Bethsabé Huamán Andía, the Sister Mona Riley Endowed Professor in the Humanities at St. Catherine University in St. Paul, Minnesota, has received the 2025 Premio Iberoamericano Book Award from the Latin American Studies Association for her book, Hijas del horror: Rocío Silva Santisteban y Regina José Galindo (Hipatia Ediciones, 2023). The monograph examines the representation of sexual violence during the civil wars in Guatemala and Peru depicted in the poetry of Rocío Silva Santisteban and the performance art of Regina José Galindo.

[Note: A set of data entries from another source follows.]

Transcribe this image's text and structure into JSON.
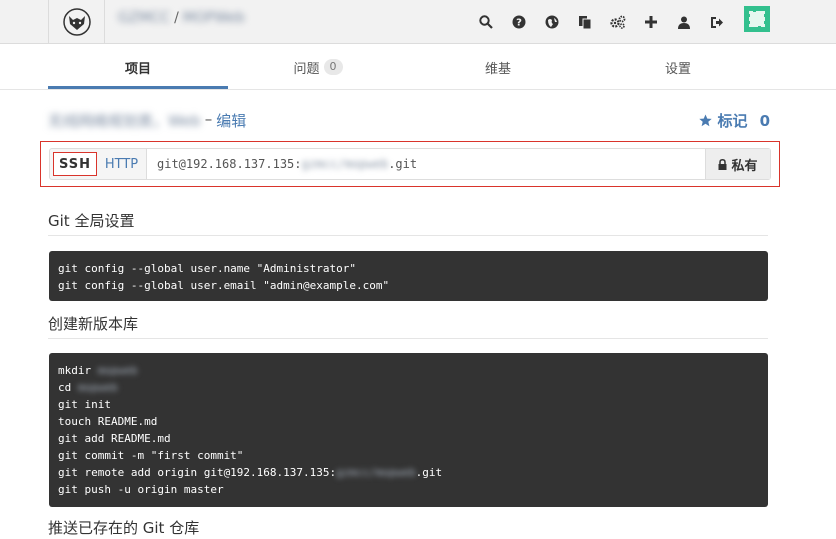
{
  "header": {
    "breadcrumb_group": "GZMCC",
    "breadcrumb_sep": "/",
    "breadcrumb_project": "MOPWeb",
    "icons": [
      "search-icon",
      "help-icon",
      "globe-icon",
      "copy-icon",
      "admin-gears-icon",
      "plus-icon",
      "user-icon",
      "sign-out-icon"
    ],
    "avatar_color": "#33c08e"
  },
  "tabs": [
    {
      "label": "项目",
      "active": true
    },
    {
      "label": "问题",
      "count": "0"
    },
    {
      "label": "维基"
    },
    {
      "label": "设置"
    }
  ],
  "project": {
    "description": "无线网络规划类，Web",
    "dash": "–",
    "edit_label": "编辑",
    "star_label": "标记",
    "star_count": "0"
  },
  "clone": {
    "ssh_label": "SSH",
    "http_label": "HTTP",
    "url_prefix": "git@192.168.137.135:",
    "url_blurred": "gzmcc/mopweb",
    "url_suffix": ".git",
    "private_label": "私有"
  },
  "sections": {
    "global_title": "Git 全局设置",
    "global_lines": [
      "git config --global user.name \"Administrator\"",
      "git config --global user.email \"admin@example.com\""
    ],
    "new_repo_title": "创建新版本库",
    "new_repo": {
      "mkdir": "mkdir ",
      "mkdir_name": "mopweb",
      "cd": "cd ",
      "cd_name": "mopweb",
      "l3": "git init",
      "l4": "touch README.md",
      "l5": "git add README.md",
      "l6": "git commit -m \"first commit\"",
      "remote_prefix": "git remote add origin git@192.168.137.135:",
      "remote_blur": "gzmcc/mopweb",
      "remote_suffix": ".git",
      "l8": "git push -u origin master"
    },
    "existing_title": "推送已存在的 Git 仓库"
  },
  "colors": {
    "accent": "#4a7bb1",
    "highlight_border": "#d9342b",
    "code_bg": "#333333"
  }
}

At St. Catherine University, a women’s undergraduate and co-ed graduate institution, Dr. Huamán Andía teaches in the department of literature, language, and writing, as well as the women’s studies program. Her extensive scholarship on poetry seeks to understand how to represent violence without reinforcing it.
“Representation is important, and especially representing [gendered] violence is important because most of the time, [agents] just reproduce the same idea that women are the one to blame, and there is not really a space where women can express their traumatic experience of the sexual abuse,” said Dr. Huamán Andía. “I think these pieces of art are trying to create a space of enunciation, a space in which women can say and narrate this experience from their own perspective.”
Originally from Lima, Peru, Dr. Huamán Andía holds degrees from the Universidad Nacional Mayor de San Marcos and El Colegio de Mexico. She earned a master of fine arts degree in creative writing from New York University and a Ph.D. in literature from Tulane University in New Orleans, Louisiana.